Organisationnellement, EELV s’est transformé en un appareil de sélection des candidats aux différentes élections. En se réduisant à cette seule fonction, elle a abandonné l’idée même de la coopérative qu’elle a été incapable de traduire dans les faits. Or, les deux mouvements qui ont émergé de l’élection présidentielle se sont construits sur des fondations assez proches de ce que nous voulions, en s’appuyant sur la révolution numérique, la construction de plate-formes au sein des réseaux sociaux, qui jouaient le rôle d’organisateur collectif. Ce nouveau rapport entre horizontalité, implication subjective de ses membres a échappé complètement à une organisation qui n’a pas su ou pas voulu prendre ce tournant de l’ubérisation de la politique. Et qui a refusé, à juste titre, le culte du chef, comme on peut le voir à En Marche ! et chez les Insoumis. Si les partis ne vont pas disparaître, ils n’auront plus rien de commun avec les organisations fondées sous la révolution industrielle et l’ère du journal papier. Les écologistes, qui ont toujours dit vouloir faire de la politique autrement, sont maintenant au pied du mur.

Mais c’est aussi le projet écologiste qui doit être dépoussiéré. Nous sommes absents des débats sur le transhumanisme, la condition animale, la décroissance, les questions internationales ; nous avons perdu le leadership sur la VIe République et même sur le revenu universel, qui a été capté par Benoît Hamon.

Des formes nouvelles sont apparues en marge, à côté de l’écologie officielle. Elles auront leur mot à dire quant à l’avenir de l’écologie politique. Les Zad, tout d’abord, qui sont l’expression d’une radicalité nouvelle cherchant à inventer des formes de vies, de luttes et de communs. Une partie de la jeunesse s’y reconnaît. Ensuite, le mouvement écolo-citoyen : des Colibris au mouvement Demain, issu du film du même nom ; de la candidature de Charlotte Marchandise à Nuit debout, une nouvelle génération de militants écologistes non partidaires a émergé et souhaite s’engager sur le terrain proprement politique. Cette nouvelle génération pourrait utiliser les prochaines élections municipales pour construire, du local au global, une nouvelle saison de l’écologie politique autonome pouvant s’allier, au cas par cas, dans des coalitions de projet à l’instar de ce qui s’est passé dans les villes rebelles espagnoles, de Madrid à Barcelone.

Relever le défi de l’ère de l’anthropocène 

On le voit, l’heure n’est pas à la lamentation mais au débat.

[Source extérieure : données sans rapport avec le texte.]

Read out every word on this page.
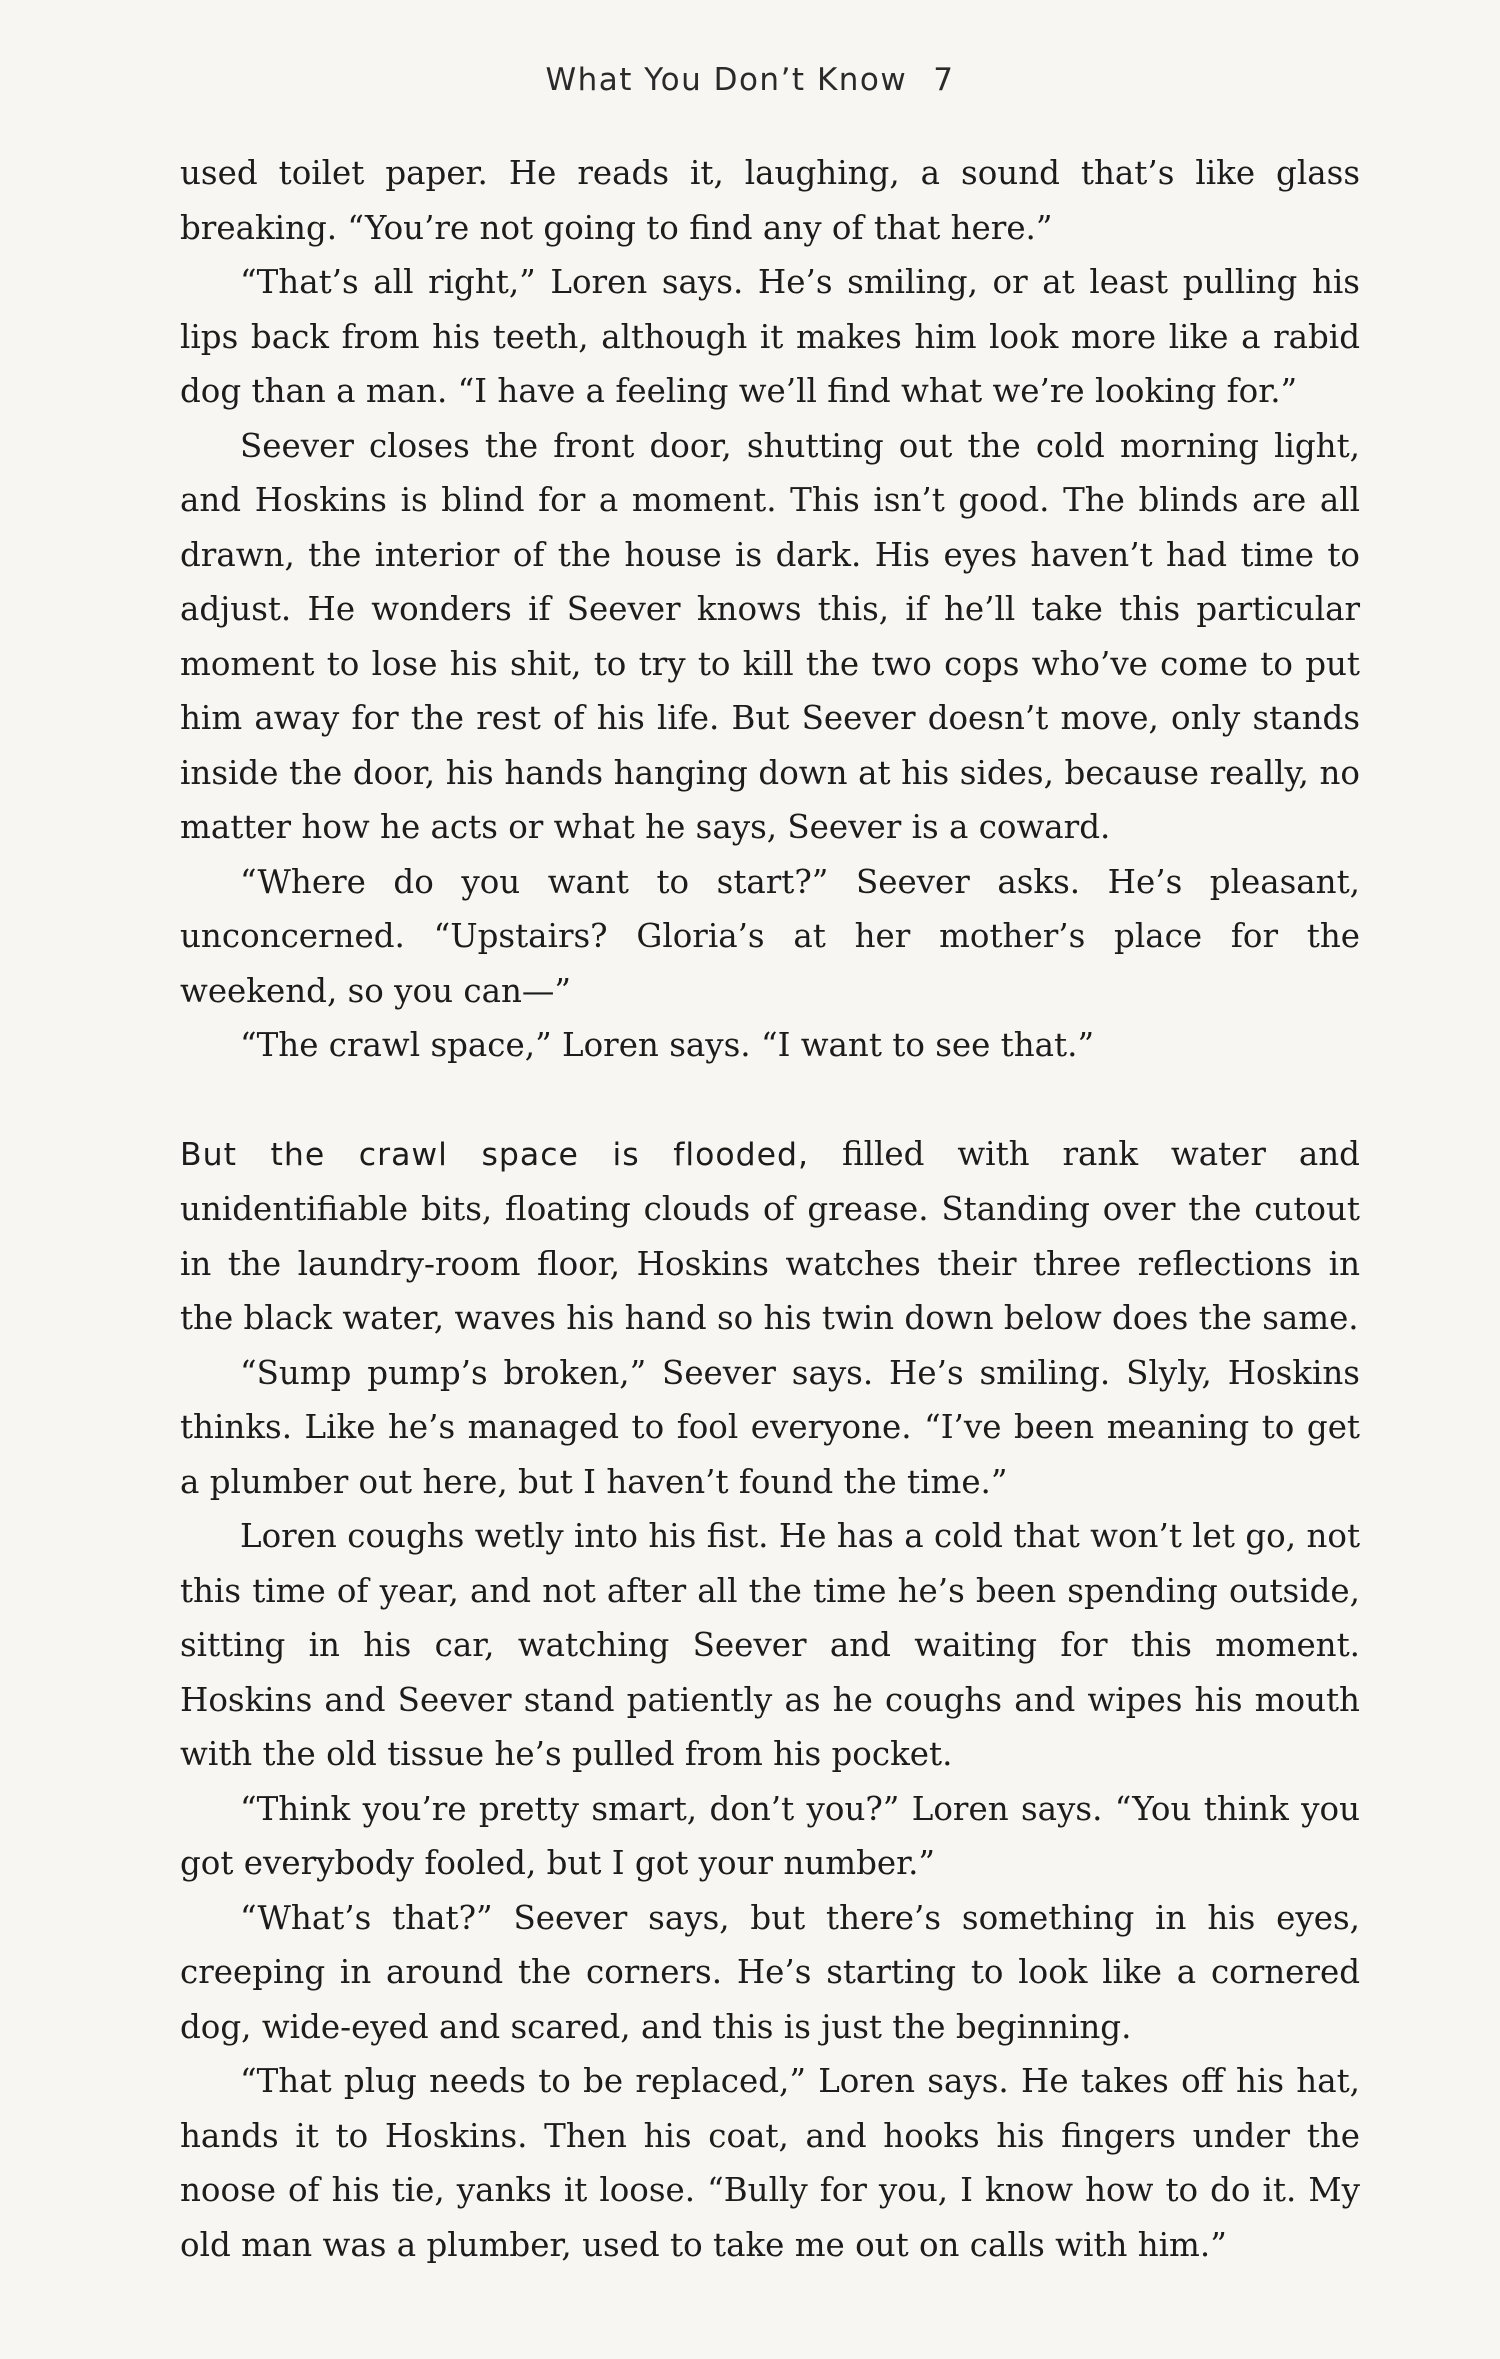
What You Don’t Know 7

used toilet paper. He reads it, laughing, a sound that’s like glass breaking. “You’re not going to find any of that here.”

“That’s all right,” Loren says. He’s smiling, or at least pulling his lips back from his teeth, although it makes him look more like a rabid dog than a man. “I have a feeling we’ll find what we’re looking for.”

Seever closes the front door, shutting out the cold morning light, and Hoskins is blind for a moment. This isn’t good. The blinds are all drawn, the interior of the house is dark. His eyes haven’t had time to adjust. He wonders if Seever knows this, if he’ll take this particular moment to lose his shit, to try to kill the two cops who’ve come to put him away for the rest of his life. But Seever doesn’t move, only stands inside the door, his hands hanging down at his sides, because really, no matter how he acts or what he says, Seever is a coward.

“Where do you want to start?” Seever asks. He’s pleasant, unconcerned. “Upstairs? Gloria’s at her mother’s place for the weekend, so you can—”

“The crawl space,” Loren says. “I want to see that.”

But the crawl space is flooded, filled with rank water and unidentifiable bits, floating clouds of grease. Standing over the cutout in the laundry-room floor, Hoskins watches their three reflections in the black water, waves his hand so his twin down below does the same.

“Sump pump’s broken,” Seever says. He’s smiling. Slyly, Hoskins thinks. Like he’s managed to fool everyone. “I’ve been meaning to get a plumber out here, but I haven’t found the time.”

Loren coughs wetly into his fist. He has a cold that won’t let go, not this time of year, and not after all the time he’s been spending outside, sitting in his car, watching Seever and waiting for this moment. Hoskins and Seever stand patiently as he coughs and wipes his mouth with the old tissue he’s pulled from his pocket.

“Think you’re pretty smart, don’t you?” Loren says. “You think you got everybody fooled, but I got your number.”

“What’s that?” Seever says, but there’s something in his eyes, creeping in around the corners. He’s starting to look like a cornered dog, wide-eyed and scared, and this is just the beginning.

“That plug needs to be replaced,” Loren says. He takes off his hat, hands it to Hoskins. Then his coat, and hooks his fingers under the noose of his tie, yanks it loose. “Bully for you, I know how to do it. My old man was a plumber, used to take me out on calls with him.”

Je l’ai déjà rappelé maintes fois dans ces colonnes : Reporterre a un rôle à jouer dans la refondation d’une écologie politique par le bas, une écologie politique qui ne fasse pas l’impasse sur les contradictions qui la traversent, une écologie politique qui ouvre grand ses fenêtres et fasse sa mue.

Au moment où les générations post soixante-huitardes passent la main, où moi-même je passe le témoin à celles et ceux qui vont construire l’écologie politique de demain, c’est un message d’espoir que je souhaite transmettre. Il faut se saisir de ce moment privilégié, qui est celui d’une apparente défaite, pour se régénérer, se refonder, se reconstruire.

L’écologie politique est toujours l’idée propulsive d’un XXIe siècle confronté à une crise existentielle, qui n’est rien d’autre que la survie de l’humanité face à une réelle menace d’autodestruction. Nous devons relever ce défi de l’ère de l’anthropocène, car l’intérêt de notre famille politique se confond avec l’intérêt général : l’émancipation de l’humanité et la défense de notre Terre-Mère.